Erst an der Wiener Uno-Menschenrechtskonferenz von 1993 wurde diese Trennung überwunden und die Unteilbarkeit der Menschenrechte festgehalten: «Alle Menschenrechte sind allgemein gültig, unteilbar, bedingen einander und bilden einen Sinneszusammenhang».
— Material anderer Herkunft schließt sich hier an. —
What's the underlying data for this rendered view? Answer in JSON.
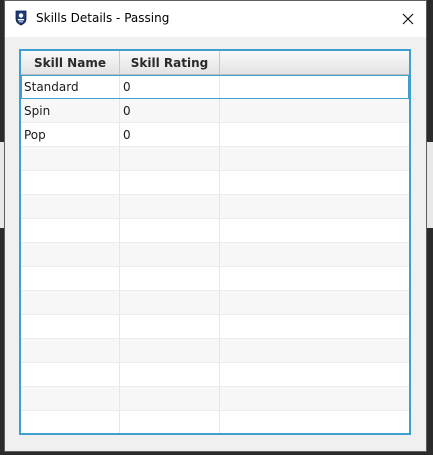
{
  "window": {
    "title": "Skills Details - Passing",
    "app_icon": "team-crest-icon",
    "close_icon": "close-icon"
  },
  "table": {
    "columns": [
      "Skill Name",
      "Skill Rating",
      ""
    ],
    "rows": [
      [
        "Standard",
        "0",
        ""
      ],
      [
        "Spin",
        "0",
        ""
      ],
      [
        "Pop",
        "0",
        ""
      ]
    ],
    "selected_row": 0
  },
  "colors": {
    "accent_border": "#3f9fce"
  }
}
Zu den bürgerlichen und politischen Rechte gehören

•    Schutz der körperlichen Unversehrtheit (Recht auf Leben, Folterverbot, Verbot von Verschwindenlassen)
•    Schutz der persönlichen Freiheit (Sklavereiverbot, Verbot willkürlicher Inhaftierung)
•    Freiheitsrechte (Meinungsäusserungsfreiheit, Gedanken-, Gewissens- und Religionsfreiheit, Vereinigungs- und Versammlungsfreiheit)
•    Rechte in Gerichtsverfahren
•    Partizipationsrechte
•    Diskriminierungsverbot und Minderheitenrechte

Staaten tragen die Hauptverantwortung

Hauptverantwortliche für die Einhaltung der grundlegenden bürgerlichen und politischen Rechte sind die Staaten. Die Regierungen müssen die Rechte ihrer Bevölkerungen respektieren, indem sie deren Rechte nicht verletzen. Sie müssen die Rechte schützen, indem sie dafür sorgen, dass die grundlegenden Rechte nicht durch Dritte verletzt werden. Und sie müssen diese Rechte erfüllen, indem sie alles in ihrer Macht Stehende unternehmen, um ihrer Bevölkerung diese Rechte zu gewähren.
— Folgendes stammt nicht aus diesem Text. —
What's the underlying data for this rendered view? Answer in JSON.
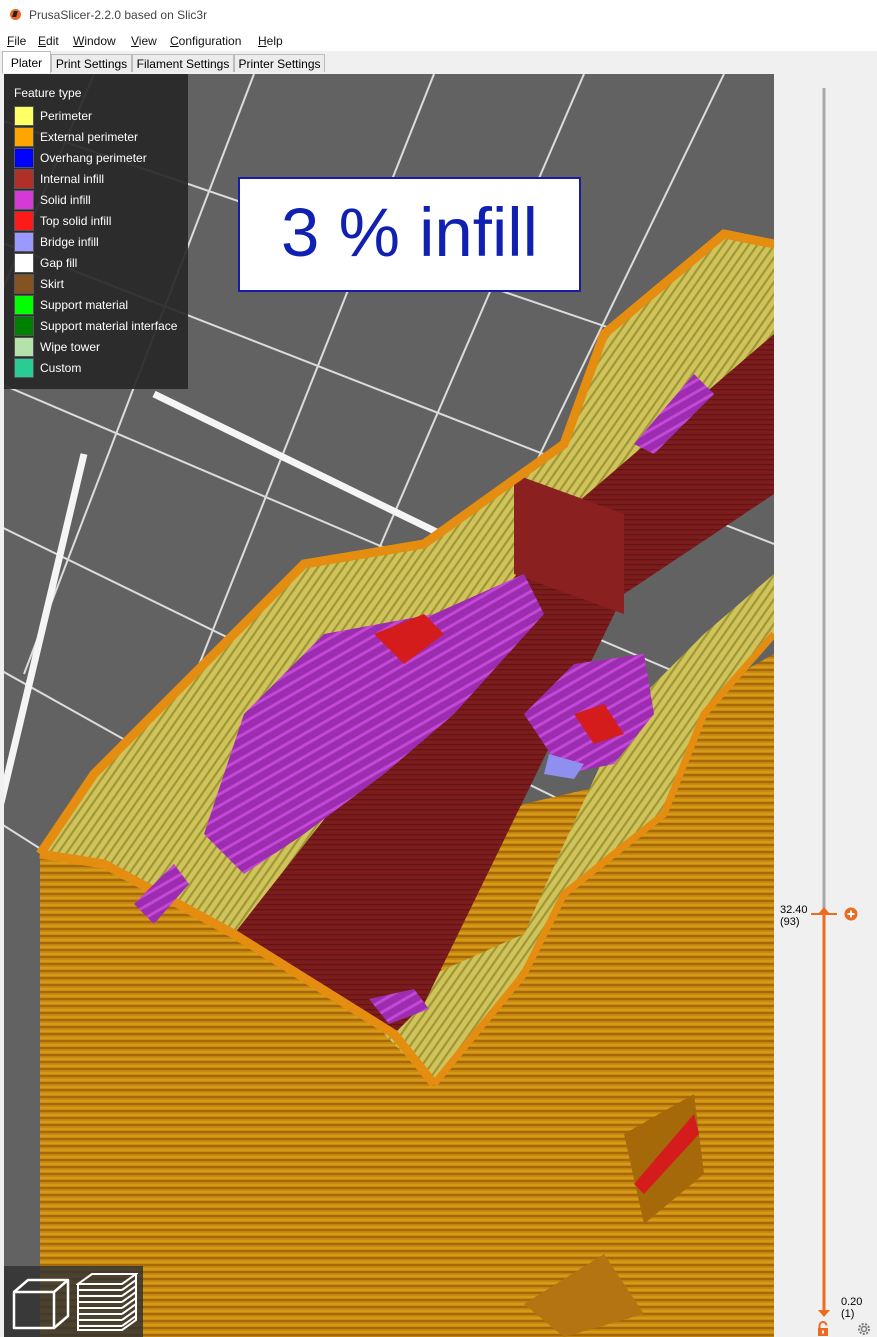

Nicht alle Länder haben gleichermassen die Möglichkeiten und Ressourcen, diese Rechte umzusetzen. Doch muss der Staat gewisse Minimalstandards erfüllen und darf bei der konkreten Umsetzung durch Gesetze, Verordnungen oder politische Massnahmen keine Diskriminierungen zulassen.

Anerkennung der Rechte fördern

Amnesty International setzt sich sowohl für die internationale Anerkennung der bürgerlichen und politischen Rechte wie auch für diejenige der wirtschaftlichen, sozialen und kulturellen Rechte ein, und fordert die Schaffung von Beschwerdemechanismen, damit Verletzungen  dieser Rechte eingeklagt werden können. Eine besondere Priorität räumt Amnesty International den Rechten von Minderheiten und marginalisierten Menschen ein.

Amnesty International dokumentiert  Menschenrechtsverletzungen und richtet sich mit Aktionen, Öffentlichkeitsarbeit, Lobbying und Bildungsarbeit an die Öffentlichkeit, an Regierungen, internationale Organisationen und Unternehmen.